林志佳林志佳 ・ Nov. 2, 2023
Chinese Large-model Product No Longer Free
Some netizens said that the application of AI large models is not yet mature, and enterprise applications are still in the exploration stage, so early charging might not necessarily yield effective results. Others argue that if they don't charge now, with more companies entering the market later, Baidu might miss out. They suggest that Chinese enterprises don't earn money from technology but from timing.


Credit: Visual China

Credit: Visual China


BEIJING,November 2 (TMTPost) -- Baidu's large-scale model "Wenxin Yiyan" platform launched a paid membership mode on Wednesday morning, which was the first AI large-model product in China to charge consumers directly. 

The Wenxin Yiyan membership is priced at 59.9 yuan for a single month and 49.9 yuan for continuous monthly subscriptions. It automatically renews in the following month at 49.9 yuan/month, cancelable at any time. Moreover, Baidu introduced the joint membership of Wenxin Yiyan 4.0 + Wenxin Yige Silver, priced at 99 yuan per month. The basic version of Wenxin Yiyan 3.5 functionality is still freely available, which can meet users' daily needs, such as interactive dialogue, Q&A, and more.

The Wenxin Yiyan membership benefits include the Wenxin Large Model 4.0 capability, upgraded image generation, text-promted image capability, plug-in benefits, high-end plug-ins, and gift points. Meanwhile, Wenxin Yige membership benefits include rapidly generating multi-sized high-definition images, creating posters and artistic characters, and AI image modifying.

Wenxin Large Model 4.0 was officially unveiled in October this year. Baidu's founder and CEO, Robin Li, said that it is the most powerful Wenxin large model to date, achieving a comprehensive upgrade of the basic model with noticeable improvements in understanding, generation, logic, and memory capabilities, making its overall level "not inferior to GPT-4".

Presently, there are three paid large-model products targeting consumers around the world: OpenAI's ChatGPT and GPT-4.0 (US$20 per month), the text-to-image model Stable Diffusion (starting at US$8 per month), and "Quora's Overseas Edition" Poe AI, an AI chatbot application.

From a product experience perspective, GPT-4 slightly outperforms others. OpenAI introduced a paid trial subscription plan, ChatGPT Plus, in February this year, priced at US$20  per month. The paid version features peak-time queue bypass, rapid response, and priority access to new functions and improvements.

Earlier reports suggested that OpenAI's revenue this year would reach US$1.3 billion, a 45-fold year-on-year increase. The income mainly comes from two parts: 1) ChatGPT personal paid services; 2) sales revenue from enterprise and developer's large-model API authorizations. Most of the income comes from the paid version of ChatGPT Plus.

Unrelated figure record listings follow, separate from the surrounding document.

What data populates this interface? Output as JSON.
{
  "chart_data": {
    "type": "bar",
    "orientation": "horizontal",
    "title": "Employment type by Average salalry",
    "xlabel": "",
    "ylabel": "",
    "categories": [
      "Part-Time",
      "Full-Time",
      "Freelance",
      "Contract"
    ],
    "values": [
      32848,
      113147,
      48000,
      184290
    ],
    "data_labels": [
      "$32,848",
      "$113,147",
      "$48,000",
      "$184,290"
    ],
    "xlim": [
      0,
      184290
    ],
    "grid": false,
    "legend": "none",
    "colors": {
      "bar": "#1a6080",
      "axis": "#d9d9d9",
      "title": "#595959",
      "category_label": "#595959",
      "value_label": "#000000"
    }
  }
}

Opinions on the paid membership of the Wenxin large model vary among online commenters. Some netizens said that the application of AI large models is not yet mature, and enterprise applications are still in the exploration stage, so early charging might not necessarily yield effective results. Others argue that if they don't charge now, with more companies entering the market later, Baidu might miss out. They suggest that Chinese enterprises don't earn money from technology but from timing. 

Li previously mentioned the progress of the Wenxin large model in the four major capabilities of understanding, generation, logic, and memory. He noted that these abilities are the foundation on which all AI native applications survive. Similarly, without a rich AI-native application ecosystem built on top of the basic model, large models are worthless. He also pointed out that Baidu aims to be the first company to completely restructure all its products.

"AI won't just replace humans; it can also save humans," Li said in a speech.

Regarding the payment for Wenxin Yiyan, Baidu has not provided any further response at present. 

On Wednesday, Baidu shares in Hong Kong fell by 0.94% to HK$92.25 per share. Baidu's U.S. stocks (NASDAQ: BIDU) closed down 1.10% on Tuesday at US$105 per share. in the year-to-date, Baidu's Hong Kong stocks have accumulated a decline of 8.95%, while its U.S. stocks have a cumulative decline of 8.2%, with a market value of US$36.708 billion.